Biographical Notes |
Note: Mondy was regarded by his many girl cousins as a romantic figure and in the photograph of him taken at Meerut, India in his dress uniform of the crack British Regiment, the 17th Lancers, he lives up to their ideals. Soon after leaving school at Melbourne he went to Sydney from where he commenced his travels. To reach England he obtained the position of purser on a cruise ship and at London found employment at the Army and Navy Stores. He joined the British Army at the age of 19 in 1903. Prospective officers in the old regiments were required to supply some account of their ancestry. This started Osmond senior on research of his ancestry.
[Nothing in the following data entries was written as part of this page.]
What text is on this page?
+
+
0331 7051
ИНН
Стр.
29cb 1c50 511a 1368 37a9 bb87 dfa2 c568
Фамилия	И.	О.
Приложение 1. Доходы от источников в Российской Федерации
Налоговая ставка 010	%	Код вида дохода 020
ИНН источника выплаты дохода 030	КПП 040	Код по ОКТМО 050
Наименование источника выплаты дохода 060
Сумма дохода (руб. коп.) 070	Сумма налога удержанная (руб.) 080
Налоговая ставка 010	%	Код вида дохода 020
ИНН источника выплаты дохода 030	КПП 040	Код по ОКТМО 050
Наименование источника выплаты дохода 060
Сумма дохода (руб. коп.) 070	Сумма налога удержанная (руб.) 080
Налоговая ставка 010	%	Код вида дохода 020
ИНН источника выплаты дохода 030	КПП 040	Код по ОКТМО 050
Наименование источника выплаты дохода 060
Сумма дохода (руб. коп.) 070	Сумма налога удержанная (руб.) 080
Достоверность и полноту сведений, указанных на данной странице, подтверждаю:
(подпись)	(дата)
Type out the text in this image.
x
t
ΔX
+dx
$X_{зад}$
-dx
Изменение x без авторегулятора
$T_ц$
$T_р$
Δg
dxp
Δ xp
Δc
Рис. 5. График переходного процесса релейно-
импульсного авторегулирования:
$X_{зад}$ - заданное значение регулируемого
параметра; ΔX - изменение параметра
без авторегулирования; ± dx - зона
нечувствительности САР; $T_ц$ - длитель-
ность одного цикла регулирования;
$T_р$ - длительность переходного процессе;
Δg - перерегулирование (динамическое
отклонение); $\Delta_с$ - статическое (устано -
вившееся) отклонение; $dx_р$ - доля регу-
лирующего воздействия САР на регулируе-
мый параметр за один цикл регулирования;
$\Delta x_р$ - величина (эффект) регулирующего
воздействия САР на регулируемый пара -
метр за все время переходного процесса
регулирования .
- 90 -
Mondy served with the Lancashire Fusilliers 17th Lancers (Cavalry) in India and remained with the army for 10 years. He resigned with the rank of Captain in the English summer of 1913. While looking for suitable occupation he stayed at Clapton, London with Edward John Sharpe, a distant Reeves relative, a descendant of Mary Ann Coleman, sister of Mondy's great grandmother Charlotte Martha Reeves (nee Kemp). Mr. Sharpe was at that time corresponding with Reeves descendants in South Australia. E.M.S. has a packet of 25 of these letters. Nothing in England suited Mondy, by then aged 29, so he took ship to Canada and joined the North West Mounted Police. There is a photograph of him in uniform mounted on a well groomed horse.World War 1 began. He was still on the British Army Reserve, so was called up 1915. On the back of his picture in the uniform of a Captain, Royal Field Artillery, he wrote:
Shaburyness, 22 September 1915
Dear Mother, I am at the Artillery School of Instruction here learning gunnery. I am having a fairly stiff time of it and working very hard by day studying in the evening. I am keeping quite well and having very good messing [i.e. meals]. My love to all, your loving son, Mondy.
He served both in Egypt and France where at the latter, he was badly gassed. He did an officers course at Heytesbury House, Wiltshire.
On demobilisation, again with the rank of captain, he returned to Victoria and took up a soldier settlement block at Red Cliffs, River Murray, Victoria. His sister May kept house for him. His lungs were affected by the German gas and tuberculosis ensued. He left Australia in the early part of 1926 with the intention of entering a Swiss Clinic which treated this illness, but at Nice, France, in July, he was taken ill and unable to continue further. He died there on July 3rd. He was aged 41.